The case didn’t bulge. It had a green ribbon tied to its handle. Badger saw that the small girl was crying and the boy went to the water’s edge, threw in a pebble from the track, watched it bounce. The bird was hunkered low on what was left of the foliage. Maybe it thought this was a place to stay, where frogs were available on order. Maybe it was not about to shift out. He jabbed Foxy.

Him and Foxy? Between them now a sort of tolerance existed, like a ceasefire. Not peace and not war. When the car came, the suitcase was loaded and they drove away, the mission was done, whether they had anything to radio or not. He doubted he and Foxy would speak much on the way back to extraction, or while they were driven to the base, and not at all when they were helicoptered to Kuwait City. Likely they’d be in different rows on the flight, which Foxy might demand and he himself might insist on. There might be a handshake at the terminal but it would be transitory and neither would go on the other’s Christmas-card list. They’d never meet again.

One jab was enough. He passed him the headset. When the bird had kicked, noise, explosions, had been in his ears, but the bird’s chest – small mercy – did not cover the microphone tip and he could hear the little girl crying.

There was more wind, then a murmur about needing to piss, then the question: how much water was left? None. Then the statement: without water they were screwed. The headset went on Foxy’s ears and Badger whispered about the bird. ‘… and can’t do much about it. The goon has it in his glasses, looks excited enough to do a jerk-off. What is it? Not anything I’ve ever seen.’

‘It’s called an African Sacred Ibis. Pretty rare. Big in Egyptian mythology. Do me a favour, just shut up.’
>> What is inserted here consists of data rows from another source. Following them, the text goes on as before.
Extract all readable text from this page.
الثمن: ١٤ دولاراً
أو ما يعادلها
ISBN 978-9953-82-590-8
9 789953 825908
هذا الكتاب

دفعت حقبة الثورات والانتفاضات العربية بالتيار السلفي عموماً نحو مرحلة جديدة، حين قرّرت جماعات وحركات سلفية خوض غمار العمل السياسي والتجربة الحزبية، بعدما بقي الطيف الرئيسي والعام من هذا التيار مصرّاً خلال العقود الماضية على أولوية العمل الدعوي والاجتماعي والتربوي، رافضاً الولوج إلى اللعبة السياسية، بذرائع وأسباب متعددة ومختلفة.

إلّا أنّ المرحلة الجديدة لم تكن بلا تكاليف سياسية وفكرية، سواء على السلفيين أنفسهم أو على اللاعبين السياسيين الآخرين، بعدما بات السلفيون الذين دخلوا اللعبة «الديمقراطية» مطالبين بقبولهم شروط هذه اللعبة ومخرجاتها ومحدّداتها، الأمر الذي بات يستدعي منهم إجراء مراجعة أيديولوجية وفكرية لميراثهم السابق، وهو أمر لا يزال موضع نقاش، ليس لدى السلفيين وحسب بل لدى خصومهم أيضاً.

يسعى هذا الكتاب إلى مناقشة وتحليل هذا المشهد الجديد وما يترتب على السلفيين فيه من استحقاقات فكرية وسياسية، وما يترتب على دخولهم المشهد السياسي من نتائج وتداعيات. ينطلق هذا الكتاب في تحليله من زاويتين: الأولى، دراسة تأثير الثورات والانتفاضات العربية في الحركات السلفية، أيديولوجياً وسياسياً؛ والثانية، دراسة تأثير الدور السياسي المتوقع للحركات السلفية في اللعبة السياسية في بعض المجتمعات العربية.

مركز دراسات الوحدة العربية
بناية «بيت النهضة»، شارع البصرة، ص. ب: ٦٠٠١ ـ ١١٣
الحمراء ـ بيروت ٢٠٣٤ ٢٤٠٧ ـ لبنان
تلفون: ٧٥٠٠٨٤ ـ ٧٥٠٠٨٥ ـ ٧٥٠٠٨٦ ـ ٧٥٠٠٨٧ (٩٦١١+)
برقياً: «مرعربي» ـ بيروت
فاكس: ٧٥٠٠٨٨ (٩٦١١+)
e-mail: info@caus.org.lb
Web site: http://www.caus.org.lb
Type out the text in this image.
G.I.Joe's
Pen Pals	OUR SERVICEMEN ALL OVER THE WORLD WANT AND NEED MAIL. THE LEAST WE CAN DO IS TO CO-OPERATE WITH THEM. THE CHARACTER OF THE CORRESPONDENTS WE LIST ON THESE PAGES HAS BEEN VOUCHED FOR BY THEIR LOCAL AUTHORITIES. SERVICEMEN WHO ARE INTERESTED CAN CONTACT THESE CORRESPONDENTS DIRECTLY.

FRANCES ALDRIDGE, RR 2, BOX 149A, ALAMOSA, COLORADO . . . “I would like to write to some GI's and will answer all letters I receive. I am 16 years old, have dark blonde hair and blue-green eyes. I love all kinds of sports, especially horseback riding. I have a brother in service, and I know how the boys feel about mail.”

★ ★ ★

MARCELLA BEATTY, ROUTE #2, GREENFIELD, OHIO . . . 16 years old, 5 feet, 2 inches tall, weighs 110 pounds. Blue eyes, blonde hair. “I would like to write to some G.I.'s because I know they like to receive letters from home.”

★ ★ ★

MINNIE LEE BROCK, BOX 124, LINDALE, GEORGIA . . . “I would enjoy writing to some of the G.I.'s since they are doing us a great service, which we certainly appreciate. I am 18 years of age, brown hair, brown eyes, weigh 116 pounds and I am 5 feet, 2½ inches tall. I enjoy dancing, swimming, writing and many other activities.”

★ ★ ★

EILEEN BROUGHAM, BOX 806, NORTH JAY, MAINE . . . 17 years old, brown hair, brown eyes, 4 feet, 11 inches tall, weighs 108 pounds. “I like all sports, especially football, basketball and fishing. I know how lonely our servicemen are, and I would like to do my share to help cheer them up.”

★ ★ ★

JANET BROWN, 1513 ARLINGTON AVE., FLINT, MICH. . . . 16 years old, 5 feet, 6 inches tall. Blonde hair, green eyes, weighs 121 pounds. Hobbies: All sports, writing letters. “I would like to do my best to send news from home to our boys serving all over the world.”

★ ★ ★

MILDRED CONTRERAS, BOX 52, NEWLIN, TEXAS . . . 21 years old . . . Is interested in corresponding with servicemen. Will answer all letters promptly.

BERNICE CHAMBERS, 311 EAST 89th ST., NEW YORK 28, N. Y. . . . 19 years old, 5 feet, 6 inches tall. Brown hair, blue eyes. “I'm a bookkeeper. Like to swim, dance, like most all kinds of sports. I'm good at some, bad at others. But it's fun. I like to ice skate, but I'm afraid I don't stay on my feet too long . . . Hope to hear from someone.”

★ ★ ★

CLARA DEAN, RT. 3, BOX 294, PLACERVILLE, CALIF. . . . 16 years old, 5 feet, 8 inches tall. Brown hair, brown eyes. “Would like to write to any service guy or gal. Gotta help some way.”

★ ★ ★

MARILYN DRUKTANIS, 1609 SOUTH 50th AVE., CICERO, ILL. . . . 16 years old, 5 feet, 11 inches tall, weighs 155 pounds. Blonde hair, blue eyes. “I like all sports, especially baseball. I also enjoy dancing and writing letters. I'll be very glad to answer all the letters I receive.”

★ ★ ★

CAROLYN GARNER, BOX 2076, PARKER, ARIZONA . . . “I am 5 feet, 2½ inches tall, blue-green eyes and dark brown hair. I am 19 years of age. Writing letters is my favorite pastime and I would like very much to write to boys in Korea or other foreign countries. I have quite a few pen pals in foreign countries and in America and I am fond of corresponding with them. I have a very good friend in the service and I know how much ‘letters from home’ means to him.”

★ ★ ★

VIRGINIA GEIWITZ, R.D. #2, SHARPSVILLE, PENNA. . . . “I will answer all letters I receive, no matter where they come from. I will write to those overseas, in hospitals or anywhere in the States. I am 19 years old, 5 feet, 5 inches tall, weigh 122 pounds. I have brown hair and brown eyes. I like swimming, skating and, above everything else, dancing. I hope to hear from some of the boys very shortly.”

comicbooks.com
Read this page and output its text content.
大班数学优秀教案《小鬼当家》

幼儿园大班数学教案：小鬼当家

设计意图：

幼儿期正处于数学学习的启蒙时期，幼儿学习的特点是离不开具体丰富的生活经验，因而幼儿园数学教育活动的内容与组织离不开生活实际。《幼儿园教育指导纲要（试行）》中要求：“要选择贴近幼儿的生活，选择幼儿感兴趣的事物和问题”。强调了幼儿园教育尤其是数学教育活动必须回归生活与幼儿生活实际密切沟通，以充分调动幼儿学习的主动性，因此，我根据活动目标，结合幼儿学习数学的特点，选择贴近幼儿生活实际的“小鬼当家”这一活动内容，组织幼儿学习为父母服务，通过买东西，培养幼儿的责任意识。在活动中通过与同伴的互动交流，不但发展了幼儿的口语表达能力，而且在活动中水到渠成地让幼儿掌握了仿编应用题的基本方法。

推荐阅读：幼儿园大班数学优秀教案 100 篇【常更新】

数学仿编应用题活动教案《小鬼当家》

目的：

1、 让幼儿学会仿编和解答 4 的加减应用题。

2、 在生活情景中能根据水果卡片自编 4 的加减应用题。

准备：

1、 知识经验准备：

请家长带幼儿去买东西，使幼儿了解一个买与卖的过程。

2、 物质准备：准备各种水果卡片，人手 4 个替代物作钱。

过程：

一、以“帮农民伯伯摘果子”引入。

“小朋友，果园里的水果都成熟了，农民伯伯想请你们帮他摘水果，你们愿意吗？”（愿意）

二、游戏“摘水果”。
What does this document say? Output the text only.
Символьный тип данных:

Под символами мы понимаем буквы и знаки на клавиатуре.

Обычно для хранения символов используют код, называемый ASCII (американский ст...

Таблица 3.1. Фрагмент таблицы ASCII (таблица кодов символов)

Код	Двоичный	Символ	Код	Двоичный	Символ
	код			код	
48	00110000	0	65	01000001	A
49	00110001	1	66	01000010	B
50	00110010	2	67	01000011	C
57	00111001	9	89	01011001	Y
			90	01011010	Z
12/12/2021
Foxy looked wan, weak, about played out. A day wouldn’t have gone by in the last ten years without him shaving and examining his moustache in a mirror, without him putting on a clean shirt and polished shoes. He looked sad and a frown cut his forehead. Then he grappled in his pocket for the notepad and flicked the switch to light the screen.

The wife came, and the children ran to her. The Engineer peered up the track and past the barracks, then looked down, savage, at his wristwatch. The goon gazed at the bird. She had the children against her knees and bent awkwardly, held them tight and tried to comfort them. What comfort, Badger wondered, could she offer?

The car would come and the bird would fly. The noise of the car and the crying of the boy would be too much for it. Many weeks, several months, Mansoor had dreamed of seeing the bird, Threskiornis aethiopicus, merely fly low over the reeds and be in the lenses for a few seconds, half a minute, but it was down and he had a fine view of it, and could not believe that the moment would last, but she comforted the child.